Sam Fuller

I hate to shift gears, particularly since the thread on Xala is terrific, but I watched Sam Fuller’s The Big Red One last night and I was mightily impressed. I had seen this film long ago, on network television I think. Maybe it was USA or something, because I don’t recall much being deleted. But I couldn’t resist revisiting the film since it’s been “reconstructed”–that is to say, some 45 minutes have been restored. My recollection of the theatrical version is too dim to make any comments about the differences between it and the “reconstructed” version (for anyone who is interested in that, watch the bonus DVD, which has “before and after” scene comparisons). So let me instead just sing praises.

The film is fantastic. I was never bored, nor unconvinced. The battle scenes are remarkable in part because of their narrow scope. I remember thinking of Spielberg’s Saving Private Ryan, which gave us something like a bird’s eye view of Normandy Beach. Nothing was left out of our field of vision and, consequently, never did we lose sense of the terrain, the environment, where the men were going and why. But Fuller’s film has a completely different feel. There’s a sense of closeness, a kind of intimacy, in part because this is the story of four young men and their sergeant who belong to the 3rd battalion 16th infantry division. But this closeness (probably a more apt term) is achieved at a formal level; you have no cinematic “peripheral vision.” One of the criticisms you could make (and I thank has been made–of the theatrical version) is that the film is narratively incoherent; one minute you’re on the beach in North Africa, then Tunis, now in Sicily, and now at Omaha Beach. Worse, you have no idea what’s going on. But a line from the film pretty much explains the necessity for shooting this way: “The creepy thing about battle is you always feel alone. All you can see are the guys right next to you and the bodies you keep tripping over.” Later, Private Zab says “I bet when we get off this island we’ll get our feet wet again invading Italy” to which another says, “You don’t know geography well. We’re in Italy” and another, “No no no, this is Sicily.” It’s a good line, and one that applies to my point here: you don’t know the geography well.
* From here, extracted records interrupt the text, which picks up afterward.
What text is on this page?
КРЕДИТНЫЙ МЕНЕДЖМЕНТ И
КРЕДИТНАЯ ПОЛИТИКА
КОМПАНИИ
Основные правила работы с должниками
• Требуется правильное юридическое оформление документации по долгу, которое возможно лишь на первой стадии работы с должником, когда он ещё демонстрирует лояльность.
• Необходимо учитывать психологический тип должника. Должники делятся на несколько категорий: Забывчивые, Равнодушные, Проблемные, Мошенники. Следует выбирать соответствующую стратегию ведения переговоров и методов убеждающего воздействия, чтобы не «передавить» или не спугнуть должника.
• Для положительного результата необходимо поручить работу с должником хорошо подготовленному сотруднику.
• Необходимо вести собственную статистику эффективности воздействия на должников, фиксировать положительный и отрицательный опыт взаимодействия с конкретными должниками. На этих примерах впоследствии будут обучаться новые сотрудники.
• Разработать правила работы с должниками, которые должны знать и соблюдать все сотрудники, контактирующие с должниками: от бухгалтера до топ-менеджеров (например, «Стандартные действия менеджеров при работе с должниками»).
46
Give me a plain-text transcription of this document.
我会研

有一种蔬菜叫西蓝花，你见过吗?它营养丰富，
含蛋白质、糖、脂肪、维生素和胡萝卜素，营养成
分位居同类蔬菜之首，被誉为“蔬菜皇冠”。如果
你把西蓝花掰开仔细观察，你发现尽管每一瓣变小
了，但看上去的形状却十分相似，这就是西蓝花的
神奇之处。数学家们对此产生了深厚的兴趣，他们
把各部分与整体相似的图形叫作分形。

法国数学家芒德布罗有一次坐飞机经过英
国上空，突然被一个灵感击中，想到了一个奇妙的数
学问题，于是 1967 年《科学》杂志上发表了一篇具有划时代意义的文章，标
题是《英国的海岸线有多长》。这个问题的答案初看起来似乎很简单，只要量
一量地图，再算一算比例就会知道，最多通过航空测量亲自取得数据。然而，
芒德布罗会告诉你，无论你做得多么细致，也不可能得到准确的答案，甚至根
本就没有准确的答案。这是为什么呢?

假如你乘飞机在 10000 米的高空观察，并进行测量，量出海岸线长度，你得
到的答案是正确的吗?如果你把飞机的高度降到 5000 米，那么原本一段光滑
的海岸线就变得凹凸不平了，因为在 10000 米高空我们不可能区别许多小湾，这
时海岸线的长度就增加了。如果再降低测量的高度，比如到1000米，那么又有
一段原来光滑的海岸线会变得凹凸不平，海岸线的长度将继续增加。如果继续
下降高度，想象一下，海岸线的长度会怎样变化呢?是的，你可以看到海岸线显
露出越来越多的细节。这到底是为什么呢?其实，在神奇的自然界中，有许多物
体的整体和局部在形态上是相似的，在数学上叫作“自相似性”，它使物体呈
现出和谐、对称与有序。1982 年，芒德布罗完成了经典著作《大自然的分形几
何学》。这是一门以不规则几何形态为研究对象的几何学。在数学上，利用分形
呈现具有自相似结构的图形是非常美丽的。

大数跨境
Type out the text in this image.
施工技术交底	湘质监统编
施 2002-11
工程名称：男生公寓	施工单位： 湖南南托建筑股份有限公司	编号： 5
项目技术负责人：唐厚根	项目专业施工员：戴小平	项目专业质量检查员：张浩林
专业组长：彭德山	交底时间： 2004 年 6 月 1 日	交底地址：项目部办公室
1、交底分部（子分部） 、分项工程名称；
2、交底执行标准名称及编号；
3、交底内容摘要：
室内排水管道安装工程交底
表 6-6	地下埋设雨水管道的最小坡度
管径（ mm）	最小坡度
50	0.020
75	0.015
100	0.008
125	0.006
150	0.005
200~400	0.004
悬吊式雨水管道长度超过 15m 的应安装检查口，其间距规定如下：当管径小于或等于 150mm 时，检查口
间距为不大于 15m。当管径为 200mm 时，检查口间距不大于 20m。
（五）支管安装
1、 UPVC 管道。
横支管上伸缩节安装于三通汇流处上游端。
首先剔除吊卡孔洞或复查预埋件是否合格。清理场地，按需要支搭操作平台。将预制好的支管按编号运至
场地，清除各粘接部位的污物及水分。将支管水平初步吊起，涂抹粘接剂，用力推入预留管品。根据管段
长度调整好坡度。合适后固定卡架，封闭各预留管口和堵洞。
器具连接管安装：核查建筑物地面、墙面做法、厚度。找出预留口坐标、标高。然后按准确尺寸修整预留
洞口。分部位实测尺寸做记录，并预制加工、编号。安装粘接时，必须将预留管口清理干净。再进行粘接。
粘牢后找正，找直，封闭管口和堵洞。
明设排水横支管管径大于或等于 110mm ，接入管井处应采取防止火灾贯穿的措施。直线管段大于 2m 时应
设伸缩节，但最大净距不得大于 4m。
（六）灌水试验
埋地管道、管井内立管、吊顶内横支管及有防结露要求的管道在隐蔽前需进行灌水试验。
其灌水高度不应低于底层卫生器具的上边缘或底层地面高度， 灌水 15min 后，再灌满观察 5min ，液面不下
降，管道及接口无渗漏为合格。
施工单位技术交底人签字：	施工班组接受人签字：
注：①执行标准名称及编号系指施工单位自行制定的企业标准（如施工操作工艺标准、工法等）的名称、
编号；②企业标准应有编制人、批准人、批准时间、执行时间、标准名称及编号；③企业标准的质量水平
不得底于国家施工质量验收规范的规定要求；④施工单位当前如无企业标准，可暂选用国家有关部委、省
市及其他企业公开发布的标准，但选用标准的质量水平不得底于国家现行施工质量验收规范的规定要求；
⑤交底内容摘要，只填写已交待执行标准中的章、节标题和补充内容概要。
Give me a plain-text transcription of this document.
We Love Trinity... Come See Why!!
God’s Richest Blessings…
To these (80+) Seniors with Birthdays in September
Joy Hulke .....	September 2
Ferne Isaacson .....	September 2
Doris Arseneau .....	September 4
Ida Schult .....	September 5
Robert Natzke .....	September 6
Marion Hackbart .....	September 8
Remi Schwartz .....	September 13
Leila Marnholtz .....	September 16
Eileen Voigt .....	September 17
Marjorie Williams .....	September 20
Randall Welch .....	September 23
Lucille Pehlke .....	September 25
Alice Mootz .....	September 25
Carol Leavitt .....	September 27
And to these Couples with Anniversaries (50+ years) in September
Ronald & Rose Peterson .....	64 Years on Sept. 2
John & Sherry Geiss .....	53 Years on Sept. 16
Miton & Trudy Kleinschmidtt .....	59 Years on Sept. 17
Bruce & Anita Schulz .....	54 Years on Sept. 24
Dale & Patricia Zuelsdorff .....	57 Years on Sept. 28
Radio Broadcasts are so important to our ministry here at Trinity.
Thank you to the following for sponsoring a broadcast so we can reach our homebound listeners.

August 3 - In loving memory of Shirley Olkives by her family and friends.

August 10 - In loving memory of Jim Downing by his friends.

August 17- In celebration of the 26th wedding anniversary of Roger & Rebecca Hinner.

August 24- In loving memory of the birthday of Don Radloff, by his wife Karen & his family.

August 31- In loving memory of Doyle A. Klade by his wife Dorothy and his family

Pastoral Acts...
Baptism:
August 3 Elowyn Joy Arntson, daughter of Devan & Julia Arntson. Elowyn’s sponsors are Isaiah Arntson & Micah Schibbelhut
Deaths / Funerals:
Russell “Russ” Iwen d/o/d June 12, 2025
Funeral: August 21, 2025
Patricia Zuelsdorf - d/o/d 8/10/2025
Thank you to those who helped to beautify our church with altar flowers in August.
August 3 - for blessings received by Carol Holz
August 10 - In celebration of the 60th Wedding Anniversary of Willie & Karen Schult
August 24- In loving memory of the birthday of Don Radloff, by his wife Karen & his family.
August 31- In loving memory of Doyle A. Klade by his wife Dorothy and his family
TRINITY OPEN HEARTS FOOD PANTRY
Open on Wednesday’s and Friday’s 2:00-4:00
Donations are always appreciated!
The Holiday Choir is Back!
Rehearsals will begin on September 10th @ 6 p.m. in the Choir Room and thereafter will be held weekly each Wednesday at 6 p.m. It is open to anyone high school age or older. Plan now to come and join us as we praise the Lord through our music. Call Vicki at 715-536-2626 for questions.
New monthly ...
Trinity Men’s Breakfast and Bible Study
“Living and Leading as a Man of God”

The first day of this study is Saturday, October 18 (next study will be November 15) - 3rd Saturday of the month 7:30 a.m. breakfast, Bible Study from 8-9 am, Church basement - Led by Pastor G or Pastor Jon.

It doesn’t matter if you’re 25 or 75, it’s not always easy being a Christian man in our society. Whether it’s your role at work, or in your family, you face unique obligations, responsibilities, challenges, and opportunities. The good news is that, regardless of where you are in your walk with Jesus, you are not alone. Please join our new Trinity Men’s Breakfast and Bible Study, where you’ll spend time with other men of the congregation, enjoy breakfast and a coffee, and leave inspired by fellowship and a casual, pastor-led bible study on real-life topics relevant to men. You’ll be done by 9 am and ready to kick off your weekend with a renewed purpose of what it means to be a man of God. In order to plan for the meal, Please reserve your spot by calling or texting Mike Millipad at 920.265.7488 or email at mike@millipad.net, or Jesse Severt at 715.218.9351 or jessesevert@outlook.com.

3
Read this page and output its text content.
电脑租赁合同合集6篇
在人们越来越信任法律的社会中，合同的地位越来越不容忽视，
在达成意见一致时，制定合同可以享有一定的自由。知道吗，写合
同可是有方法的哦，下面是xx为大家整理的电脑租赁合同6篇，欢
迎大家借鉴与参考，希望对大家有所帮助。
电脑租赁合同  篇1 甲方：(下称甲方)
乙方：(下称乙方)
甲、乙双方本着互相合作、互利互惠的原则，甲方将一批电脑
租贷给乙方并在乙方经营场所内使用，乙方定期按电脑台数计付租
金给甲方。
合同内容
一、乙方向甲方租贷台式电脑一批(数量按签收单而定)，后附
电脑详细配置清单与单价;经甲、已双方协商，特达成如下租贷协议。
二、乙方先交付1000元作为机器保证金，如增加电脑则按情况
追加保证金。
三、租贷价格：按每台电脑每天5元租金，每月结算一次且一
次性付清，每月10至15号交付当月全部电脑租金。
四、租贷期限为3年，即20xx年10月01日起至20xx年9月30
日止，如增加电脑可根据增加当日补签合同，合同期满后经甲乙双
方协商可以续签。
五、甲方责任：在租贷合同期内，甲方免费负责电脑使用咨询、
There are some truly outstanding scenes, too many to mention so I’ll just mention a few:

A young Sicilian boy barters with the Sergeant–he’ll lead them to an SP in exchange for a coffin for his dead mother, whose corpse is slowly rotting in a cart he pulls along with him through the rubble.

The 16th scope out a presumably dead German tank division, only to discover it’s a trap set by Sgt. Schroeder of the German army.

Smitty, a “wetnose” who is truly in awe of the 16th, trips a wire and his testicle blown off. Sergeant says trip wires are designed not to kill but to castrate. He reaches down on the ground next to Smitty and says, “hear it is!” and Smitty shouts “that’s my cock! Gimme back my cock.” He then shouts for joy when he learns it’s just a testicle.

Which leads me to a final point. This film is about who has the balls and who does not (sorry Gio). The 16th clearly does. They’re cocky, but not at all unlikable. This is largely due to some nice casting and terrific acting. I really like Bobby Di Cicco. I don’t know what happened to this guy, but he’s very, very good here (as he was in Spielberg’s underrated 1941). Best of all is Marvin, who is fabulous from the very beginning, which actually takes place at the end of WWI. Marvin has just killed a German, even though it’s been armistice for four hours. An especially good scene comes just a few moments later in the film after Griff, a sharp shooter who never misses, “chokes” on the beach in North Africa:

Griff: I can’t murder anyone.
Sergeant: We don’t murder, we kill.
Griff: It’s the same thing.
Sergeant: Like hell it is! You don’t murder animals, you kill them.

And then, for a brief moment, you can see in the Sergeant’s eyes that he is thinking back to that German he “killed” four hours after armistice, and the fine line he’s just thickened.

I’m a Fuller fan, no doubt about it. But I don’t think my fondness for him is clouding my senses. I really think this is a remarkable film, and I know not everyone likes war films, but I do hope some of you who have had a chance to see the restored version can chime in here.

One thought on “Sam Fuller”

  1. I have to second John’s recommendation, though I’ve only seen the original version not the extended version yet. With Point Blank and Prime Cut it’s one of Marvin’s best performances. The film, as John vividly points out, feels both loose and expansive, never centered in a conventional way, while always true to an intensely personal vision of combat and the mutual dependence of soldiers. There’s a good documentary in which Fuller in his distinctive style recounts his war experiences, but the title slips my mind.